Removal of four antibiotics from the aqueous phase using Polyethylene adsorbent: Mechanistic understanding and reusability potential

Abstract

The release of pollutants of emerging concerns like antibiotics in the environment is posing serious threats to ecosystems. The aim of this study was to remove four antibiotics from the aqueous phase using polymer-based adsorbent in its raw form for antibiotic removal coupled with a mechanistic understanding of the process. Polyethylene, post-cleaning, served as an adsorbent, characterized for surface area, pore size, and structure. Two-week batch experiments at 25°C and pH 7 were conducted at a laboratory scale. Polyethylene demonstrated over 90 % removal efficiencies for all the selected antibiotics.
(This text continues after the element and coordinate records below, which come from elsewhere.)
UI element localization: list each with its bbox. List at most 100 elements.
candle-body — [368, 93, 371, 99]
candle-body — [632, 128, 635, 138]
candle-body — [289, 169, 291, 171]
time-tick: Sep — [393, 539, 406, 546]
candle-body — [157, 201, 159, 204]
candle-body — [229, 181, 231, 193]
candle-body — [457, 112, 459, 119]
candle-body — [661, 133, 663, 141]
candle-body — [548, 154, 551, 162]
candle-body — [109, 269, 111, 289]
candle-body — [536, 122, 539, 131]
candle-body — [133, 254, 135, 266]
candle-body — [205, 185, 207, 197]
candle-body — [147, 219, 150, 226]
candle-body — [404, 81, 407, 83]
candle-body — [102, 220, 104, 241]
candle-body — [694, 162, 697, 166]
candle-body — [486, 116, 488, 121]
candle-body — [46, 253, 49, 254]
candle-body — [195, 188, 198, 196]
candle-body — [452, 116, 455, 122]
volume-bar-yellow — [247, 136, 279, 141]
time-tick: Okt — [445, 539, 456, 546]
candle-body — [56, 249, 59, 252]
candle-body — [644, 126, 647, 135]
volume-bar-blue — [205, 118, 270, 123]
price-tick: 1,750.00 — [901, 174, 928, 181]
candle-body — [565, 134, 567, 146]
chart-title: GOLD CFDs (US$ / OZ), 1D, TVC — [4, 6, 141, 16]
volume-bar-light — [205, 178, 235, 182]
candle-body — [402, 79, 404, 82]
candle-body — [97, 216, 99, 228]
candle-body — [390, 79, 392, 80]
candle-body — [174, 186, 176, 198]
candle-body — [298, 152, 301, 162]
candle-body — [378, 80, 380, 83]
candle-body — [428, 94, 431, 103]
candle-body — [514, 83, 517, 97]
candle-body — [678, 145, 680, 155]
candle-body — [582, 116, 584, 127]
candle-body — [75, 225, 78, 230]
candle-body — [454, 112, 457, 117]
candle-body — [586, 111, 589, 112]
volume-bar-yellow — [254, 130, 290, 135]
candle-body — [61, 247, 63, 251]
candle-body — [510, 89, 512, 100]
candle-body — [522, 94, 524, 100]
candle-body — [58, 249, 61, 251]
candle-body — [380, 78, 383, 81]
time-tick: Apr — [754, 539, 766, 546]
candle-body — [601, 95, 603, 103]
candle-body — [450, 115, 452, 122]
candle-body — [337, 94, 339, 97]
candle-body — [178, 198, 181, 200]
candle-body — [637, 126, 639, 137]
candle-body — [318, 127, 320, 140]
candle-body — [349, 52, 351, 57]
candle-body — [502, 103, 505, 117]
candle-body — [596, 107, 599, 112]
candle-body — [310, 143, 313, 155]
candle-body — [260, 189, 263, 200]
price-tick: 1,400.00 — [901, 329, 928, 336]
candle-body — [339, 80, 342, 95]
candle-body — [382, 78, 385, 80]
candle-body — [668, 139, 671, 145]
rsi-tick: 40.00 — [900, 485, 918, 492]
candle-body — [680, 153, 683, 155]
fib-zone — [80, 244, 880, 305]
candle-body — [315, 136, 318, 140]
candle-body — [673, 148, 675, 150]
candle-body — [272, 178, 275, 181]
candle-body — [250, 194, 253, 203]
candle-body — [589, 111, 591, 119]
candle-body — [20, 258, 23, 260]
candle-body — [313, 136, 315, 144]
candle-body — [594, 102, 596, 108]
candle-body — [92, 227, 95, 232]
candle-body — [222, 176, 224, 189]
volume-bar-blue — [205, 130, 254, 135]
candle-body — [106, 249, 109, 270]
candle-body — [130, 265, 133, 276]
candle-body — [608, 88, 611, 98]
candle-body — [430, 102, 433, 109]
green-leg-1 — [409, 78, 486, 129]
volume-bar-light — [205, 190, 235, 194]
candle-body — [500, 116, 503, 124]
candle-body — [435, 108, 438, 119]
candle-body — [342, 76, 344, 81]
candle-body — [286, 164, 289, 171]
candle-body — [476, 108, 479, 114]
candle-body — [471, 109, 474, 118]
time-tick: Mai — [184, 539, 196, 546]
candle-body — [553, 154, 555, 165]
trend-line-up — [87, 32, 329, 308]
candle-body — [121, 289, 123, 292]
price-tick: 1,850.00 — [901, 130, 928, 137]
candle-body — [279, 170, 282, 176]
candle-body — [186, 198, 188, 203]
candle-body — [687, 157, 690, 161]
Data fitting into various models revealed Langmuir isotherm and Elovich kinetic model governed the adsorption. Antibiotics, excluding ciprofloxacin, followed second-order kinetics; ciprofloxacin was governed by pseudo-first-order kinetics. Pseudo-second-order kinetics had R2 values of 0.9855, 0.9746, and 0.9997 for ofloxacin, sulfamethoxazole, and oxytetracycline, respectively. Elovich had R2 values over 0.90 for all the antibiotics, with the order of values as oxytetracycline>ofloxacin>sulfamethoxazole> ciprofloxacin. Langmuir Isotherm indicated the R2 value of 0.9777, 0.9902, 0.9551, and 0.9959 for ofloxacin, ciprofloxacin, sulfamethoxazole, and oxytetracycline, respectively. Regeneration results exhibited that all antibiotics had greater than 80 % removal efficiencies in the first two cycles while the regeneration capacity of ciprofloxacin and sulfamethoxazole reduced to 75 % and 50 %, respectively at the fourth cycle. The effective removal of antibiotics indicates its usefulness and potential for widespread application compared to the costly and chemical-intensive adsorbents. These findings highlight the potential of selected adsorbents for real-time applications as the lab-scale studies mimicked the real environment by using a mixture of antibiotics.